Bebel: Das habe ich allerdings erklärt, das ist mein Standpunkt.

Verteidiger Haase: Ist es richtig, dass Liebknecht auf dem Bremer Parteitage erklärt hat: Da wir nicht in der Lage sind, Kasernenagitation treiben zu können, so müssen wir die Agitation in die Zeit legen, da uns die Gesetze nicht daran hindern?

Bebel: Zweifellos hat er das gesagt. Ich kann nur sagen, wir haben bei unserer Taktik keine Gefahren für Dr. Liebknecht befürchtet, sondern für andere, die wir nicht zum Opfer des Paragraphen 112 des Strafgesetzbuches machen wollen. Es wäre ja sonderbar für einen Juristen, wenn er sich für eine Kasernenagitation erklären würde. Er kennt doch die geradezu brutalen Urteile, die die Militärgerichte fällen, wenn bei irgendeinem Soldaten eine sozialistische Zeitung gefunden wird. Die sogenannten Spindrevisionen sind ja eine ständige Einrichtung geworden.
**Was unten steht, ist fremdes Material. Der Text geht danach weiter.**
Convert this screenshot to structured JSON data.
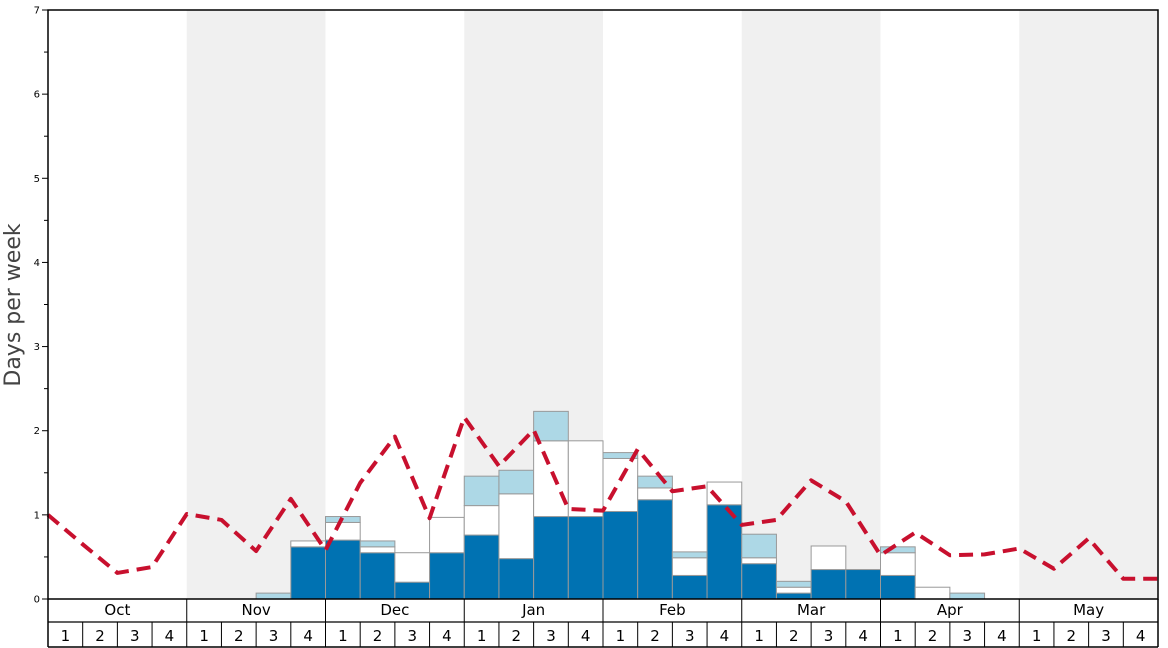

Verteidiger Haase: Und hat Herr Liebknecht nicht in Mannheim betont, dass selbstverständlich die antimilitaristische Tätigkeit der Sozialdemokratie sich nur innerhalb des gesetzlichen Rahmens zu bewegen habe?

Bebel: Jawohl.

Verteidiger Haase: Sie hatten also niemals den Eindruck, dass Liebknecht mit seinen Ausführungen ein hochverräterisches Unternehmen plane?

Bebel: Bei hochverräterischen Angelegenheiten kann ich ja mitreden, da bin ich ja wohl etwas sachverständig. (Heiterkeit.) Mir ist selbstverständlich niemals der Gedanke gekommen, dass Liebknecht hochverräterische Absichten habe oder durch seine Agitation Vorbereitung zum Hochverrat betreiben wolle.

Verteidiger Haase: Hat Liebknecht jemals öffentlich oder Ihnen gegenüber privatim darüber gesprochen, dass er den Plan hege, durch die revolutionäre Aufklärung der Arbeiter in Frankreich und Deutschland einen Angriff Frankreichs auf Deutschland anzuzetteln und dann diesen Angriffskrieg Frankreichs für politische Zwecke auszunützen?

Bebel: Davon habe ich nie etwas von ihm gehört, und auch in der Broschüre steht meiner Ansicht nach nichts davon.

Liebknecht: Herr Bebel, würden Sie nicht, wenn ich Ihnen gegenüber eine derartige Äußerung getan hätte, gesagt haben, dass ich sofort ins Irrenhaus gehöre?

Bebel: Wenn auch nicht ins Irrenhaus, so würde ich doch dieser Auffassung allerschärfsten Widerspruch entgegengesetzt haben. Nach meiner Meinung ist das ein für einen Parteigenossen unmöglicher Standpunkt.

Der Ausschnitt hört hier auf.